Gute Zukunftsaussichten für Pflegefachhelfer aus dem Klinikum Fichtelgebirge

Die Absolventinnen und Absolventen des Jahrgangs 2022/2023 der Berufsfachschule für Krankenpflegehilfe mit den Ehrengästen der Abschlussfeier. Bild: Klinikum Fichtelgebirge/exb
Die Absolventinnen und Absolventen des Jahrgangs 2022/2023 der Berufsfachschule für Krankenpflegehilfe mit den Ehrengästen der Abschlussfeier.

Eine herzliche Abschiedsfeier mit Zeugnisübergabe beendete kürzlich die einjährige Ausbildung zur/zum Krankenpflegefachhelfer/in an der Berufsfachschule für Krankenpflegehilfe. Die Feier fand in festlichem Rahmen statt und bot den Schülerinnen und Schülern sowie den Lehrkräften eine würdige Gelegenheit, das vergangene Jahr zu reflektieren und die Abschlusszeugnisse zu überreichen, heißt es dazu in einer Pressemitteilung des Klinikums Fichtelgebirge.

"In diesem Jahr konnte die Berufsfachschule eine besondere Leistung verzeichnen, denn eine externe Bewerberin schloss die Ausbildung erfolgreich ab und wurde nun zum Medizinstudium in Würzburg zugelassen. Diese herausragende Leistung zeugt von dem hohen Anspruch und der Qualität der Ausbildung an der Berufsfachschule", schreibt Pressesprecherin Peggy Kuniss-Pfeiffer.

Unter dem Motto "In der Kürze liegt die Würze" wurde laut Mitteilung betont, dass die Ausbildung zur/zum Krankenpflegefachhelfer/in lediglich ein Jahr dauert, in dem die Schülerinnen und Schüler sehr intensiv in den Bereichen Pflege, Kommunikation, Beobachtung und Wahrnehmung geschult wurden. "Es war ein Jahr voller neuer Erfahrungen und Erkenntnisse, welches die Absolventinnen und Absolventen bestens auf ihren weiteren beruflichen Weg vorbereitet hat."

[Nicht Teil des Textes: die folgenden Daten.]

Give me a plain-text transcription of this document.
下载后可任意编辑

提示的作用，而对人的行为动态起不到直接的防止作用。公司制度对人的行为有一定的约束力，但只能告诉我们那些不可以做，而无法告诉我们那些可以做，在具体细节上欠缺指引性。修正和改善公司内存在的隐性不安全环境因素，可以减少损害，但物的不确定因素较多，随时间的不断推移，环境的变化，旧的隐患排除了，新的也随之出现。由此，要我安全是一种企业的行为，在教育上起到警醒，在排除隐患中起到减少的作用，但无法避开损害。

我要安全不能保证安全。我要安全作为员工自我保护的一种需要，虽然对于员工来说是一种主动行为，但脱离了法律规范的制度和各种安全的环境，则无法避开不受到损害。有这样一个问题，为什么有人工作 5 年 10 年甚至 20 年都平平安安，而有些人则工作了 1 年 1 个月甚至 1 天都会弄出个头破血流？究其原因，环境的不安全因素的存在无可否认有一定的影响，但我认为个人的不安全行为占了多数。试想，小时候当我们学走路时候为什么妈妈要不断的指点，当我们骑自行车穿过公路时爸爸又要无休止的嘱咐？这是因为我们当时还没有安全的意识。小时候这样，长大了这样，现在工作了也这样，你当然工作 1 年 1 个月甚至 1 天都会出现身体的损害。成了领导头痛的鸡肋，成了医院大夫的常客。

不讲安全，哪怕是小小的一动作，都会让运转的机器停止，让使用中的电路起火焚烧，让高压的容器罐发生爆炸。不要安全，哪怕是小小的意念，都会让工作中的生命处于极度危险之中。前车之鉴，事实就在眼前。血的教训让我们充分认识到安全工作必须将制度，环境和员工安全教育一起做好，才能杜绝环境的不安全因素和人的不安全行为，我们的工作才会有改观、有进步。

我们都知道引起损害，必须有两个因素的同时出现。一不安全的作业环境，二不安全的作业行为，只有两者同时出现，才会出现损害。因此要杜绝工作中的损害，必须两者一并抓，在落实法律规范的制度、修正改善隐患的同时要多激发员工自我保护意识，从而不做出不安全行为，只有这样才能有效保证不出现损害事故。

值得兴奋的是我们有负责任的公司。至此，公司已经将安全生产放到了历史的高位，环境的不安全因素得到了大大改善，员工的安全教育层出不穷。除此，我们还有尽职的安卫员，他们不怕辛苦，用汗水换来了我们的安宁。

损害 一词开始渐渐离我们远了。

Bei der Abschiedsfeier erhielten die Absolventinnen und Absolventen symbolisch eine kleine Schatzkiste überreicht. Diese enthielt bereits zwei wertvolle Schätze: einen gläsernen Stein als Symbol für die wertvolle Schulbildung und einen schwarzen Stein als Zeichen für die klare Entscheidung für den Ausbildungsweg ohne Zweifel, so Peggy Kuniss-Pfeiffer. Schulleiterin Manuela Rahn betonte, dass die Schatzkiste Platz für weitere Schätze habe, die die Absolventinnen und Absolventen während ihrer sich anschließenden dreijährigen Pflegeausbildung in Marktredwitz sammeln könnten. Diese Ausbildung eröffne zahlreiche Möglichkeiten für die berufliche Zukunft.